Komolov: It’s easy to say, but maybe not so easy to do: You have to be sincere and natural. You have to love your job. Be open-minded and be interested in and curious about different perspectives on life.
RedTech: What has been your biggest accomplishment in your career thus far?
Komolov: I’ve received some professional awards, but it’s also very important for me to get feedback. I like to hear what people on the streets (or elsewhere) think. If they like our show, our style of talking, our jokes, etc., all that information is useful.
RedTech: Do you have any regrets?
Komolov: Actually, no. I’m a happy person. As somebody wise once said (either Confucius or Elon Musk…): Find a job you love, and you will never have to work a day in your life. I think, I’ve found mine.
RedTech: What do you wish you had known when you started out?
Komolov: Be ready, your path could be much longer than you expect!
RedTech: What are your unique skills that have helped you become successful?
Komolov: As I mentioned before, being open-minded, curious, having a sense of humor and a quick brain. You have to have a great response during every chat.
RedTech: What would you say is your biggest achievement to date?
Komolov: After nine years of hosting RASH, we’re still making the best evening show in Russia. And in my very humble opinion, it’s the best radio show overall, not only in the evening.
RedTech: Who were the people that you looked up to or inspired you in this industry?

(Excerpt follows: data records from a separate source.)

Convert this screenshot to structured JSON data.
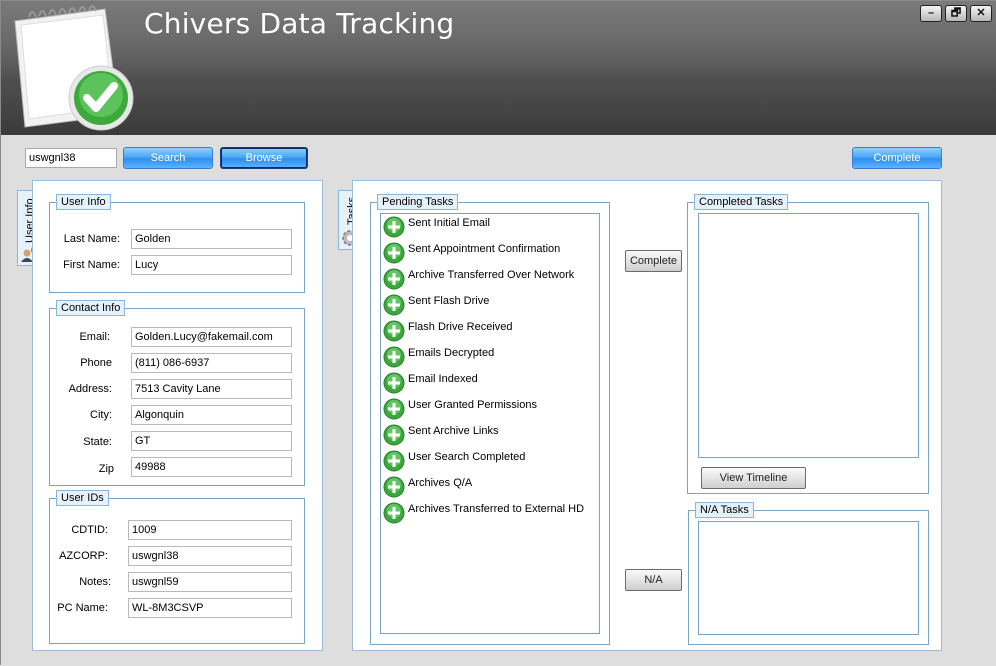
{
  "app": {
    "title": "Chivers Data Tracking"
  },
  "window_controls": {
    "minimize": "–",
    "restore": "🗗",
    "close": "✕"
  },
  "toolbar": {
    "search_value": "uswgnl38",
    "search_label": "Search",
    "browse_label": "Browse",
    "complete_label": "Complete"
  },
  "user_info_tab": {
    "label": "User Info"
  },
  "user_info": {
    "title": "User Info",
    "last_name_label": "Last Name:",
    "last_name": "Golden",
    "first_name_label": "First Name:",
    "first_name": "Lucy"
  },
  "contact_info": {
    "title": "Contact Info",
    "email_label": "Email:",
    "email": "Golden.Lucy@fakemail.com",
    "phone_label": "Phone",
    "phone": "(811) 086-6937",
    "address_label": "Address:",
    "address": "7513 Cavity Lane",
    "city_label": "City:",
    "city": "Algonquin",
    "state_label": "State:",
    "state": "GT",
    "zip_label": "Zip",
    "zip": "49988"
  },
  "user_ids": {
    "title": "User IDs",
    "cdtid_label": "CDTID:",
    "cdtid": "1009",
    "azcorp_label": "AZCORP:",
    "azcorp": "uswgnl38",
    "notes_label": "Notes:",
    "notes": "uswgnl59",
    "pc_name_label": "PC Name:",
    "pc_name": "WL-8M3CSVP"
  },
  "tasks_tab": {
    "label": "Tasks"
  },
  "pending_tasks": {
    "title": "Pending Tasks",
    "items": [
      "Sent Initial Email",
      "Sent Appointment Confirmation",
      "Archive Transferred Over Network",
      "Sent Flash Drive",
      "Flash Drive Received",
      "Emails Decrypted",
      "Email Indexed",
      "User Granted Permissions",
      "Sent Archive Links",
      "User Search Completed",
      "Archives Q/A",
      "Archives Transferred to External HD"
    ]
  },
  "task_actions": {
    "complete_label": "Complete",
    "na_label": "N/A"
  },
  "completed_tasks": {
    "title": "Completed Tasks",
    "view_timeline_label": "View Timeline"
  },
  "na_tasks": {
    "title": "N/A Tasks"
  },
  "colors": {
    "accent_blue": "#2f8ef0",
    "group_border": "#7aa3c8",
    "plus_green": "#3aa83a"
  }
}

Komolov: When I was a student and listened to the radio. It was when commercial radio here was just starting out and the industry was in its infancy. There weren’t a lot of “stars,” but I liked guys with a sense of humor, who could be easy, light and funny on the air.
RedTech: Have you faced any setbacks as a radio/TV personality and how did you overcome them?

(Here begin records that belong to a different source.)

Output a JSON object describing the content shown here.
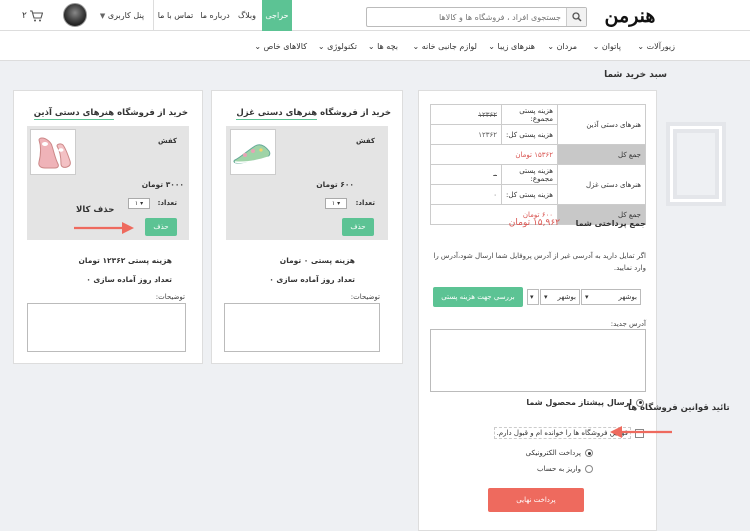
{
  "header": {
    "logo_text": "هنرمن",
    "search_placeholder": "جستجوی افراد ، فروشگاه ها و کالاها",
    "nav": {
      "auction": "حراجی",
      "blog": "وبلاگ",
      "about": "درباره ما",
      "contact": "تماس با ما"
    },
    "user_panel": "پنل کاربری",
    "cart_count": "۲"
  },
  "categories": [
    "زیورآلات",
    "پاتوان",
    "مردان",
    "هنرهای زیبا",
    "لوازم جانبی خانه",
    "بچه ها",
    "تکنولوژی",
    "کالاهای خاص"
  ],
  "page_title": "سبد خرید شما",
  "summary": {
    "stores": [
      {
        "name": "هنرهای دستی آذین",
        "ship_label": "هزینه پستی مجموع:",
        "ship_value": "۱۲۳۶۲",
        "total_ship_label": "هزینه پستی کل:",
        "total_ship_value": "۱۲۳۶۲",
        "sum_label": "جمع کل",
        "sum_value": "۱۵۳۶۲ تومان"
      },
      {
        "name": "هنرهای دستی غزل",
        "ship_label": "هزینه پستی مجموع:",
        "ship_value": "۰",
        "total_ship_label": "هزینه پستی کل:",
        "total_ship_value": "۰",
        "sum_label": "جمع کل",
        "sum_value": "۶۰۰ تومان"
      }
    ],
    "grand_label": "جمع پرداختی شما",
    "grand_value": "۱۵,۹۶۲ تومان"
  },
  "address": {
    "note": "اگر تمایل دارید به آدرسی غیر از آدرس پروفایل شما ارسال شود،آدرس را وارد نمایید.",
    "province": "بوشهر",
    "city": "بوشهر",
    "calc_button": "بررسی جهت هزینه پستی",
    "new_label": "آدرس جدید:"
  },
  "shipping_option": "ارسال پیشتاز محصول شما",
  "terms_text": "قوانین فروشگاه ها را خوانده ام و قبول دارم.",
  "payment": {
    "online": "پرداخت الکترونیکی",
    "deposit": "واریز به حساب"
  },
  "final_button": "پرداخت نهایی",
  "vendors": [
    {
      "title_prefix": "خرید از فروشگاه",
      "name": "هنرهای دستی غزل",
      "item": "کفش",
      "price": "۶۰۰ تومان",
      "qty_label": "تعداد:",
      "qty": "۱",
      "delete": "حذف",
      "ship_cost": "هزینه پستی ۰ تومان",
      "prep_days": "تعداد روز آماده سازی ۰",
      "notes_label": "توضیحات:"
    },
    {
      "title_prefix": "خرید از فروشگاه",
      "name": "هنرهای دستی آذین",
      "item": "کفش",
      "price": "۳۰۰۰ تومان",
      "qty_label": "تعداد:",
      "qty": "۱",
      "delete": "حذف",
      "ship_cost": "هزینه پستی ۱۲۳۶۲ تومان",
      "prep_days": "تعداد روز آماده سازی ۰",
      "notes_label": "توضیحات:"
    }
  ],
  "annotations": {
    "delete_item": "حذف کالا",
    "confirm_terms": "تائید قوانین فروشگاه ها"
  },
  "colors": {
    "green": "#5cc394",
    "red": "#ee6a5e",
    "price_red": "#d9534f",
    "arrow": "#ee6a5e"
  }
}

Komolov: In general, I believe the main setbacks for TV/radio personalities entail working on a show you don’t like or aren’t satisfied with. Then you can only wait, work, practice and upgrade your skills and, of course, do something to realize your dream-projects.
RedTech: In many parts of Europe, radio stations are increasingly incorporating visual radio in their mix. How important are images for your radio network?

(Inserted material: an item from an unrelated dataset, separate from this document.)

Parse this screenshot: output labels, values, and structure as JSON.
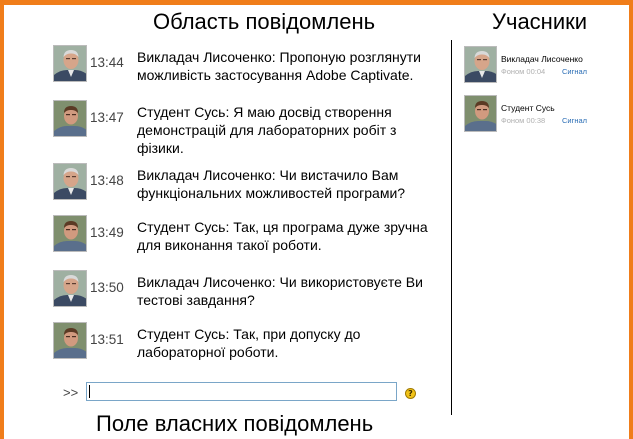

Komolov: Europa Plus launched one of the first online and interactive studios in Moscow. It can be used for different purposes. For instance, we invite guests, arrange live concerts and so on. Europa Plus also streams video 24/7 on the internet
RedTech: How important are podcasts to Europa Plus?
Komolov: RASH has had its podcasts on the main podcast platforms. We have a very relevant format for podcasts — about 25–35 minutes of discussion on various themes without music.
RedTech: How should radio evolve in the face of fierce competition from GAFAM?
Komolov: Radio now is an instrument for providing audience with content. Radio in general is losing listeners, not dramatically but consistently and gradually. So each station has to discover new ways to reach its audience, wherever this audience is — the internet, a mobile app or via traditional listening.
RedTech: In Western Europe, DAB+ is growing each month. Have you heard about the replacement of FM? What about Russia?
Komolov: The radio industry here has discussed this issue. But the general opinion is that DAB+ is very hard to implement in Russia. The country is huge, and the implementation of DAB would technically be complicated. My personal opinion is that the internet is a better solution for radio than DAB+. If you have stable access to fast internet, then one doesn’t need digital radio. They can listen to their favorite station via streaming or a mobile app. In fact, for me, it’s not a matter of technology but of content. It really is true that “content is king,” and in the long-term, the winner will be the best content maker.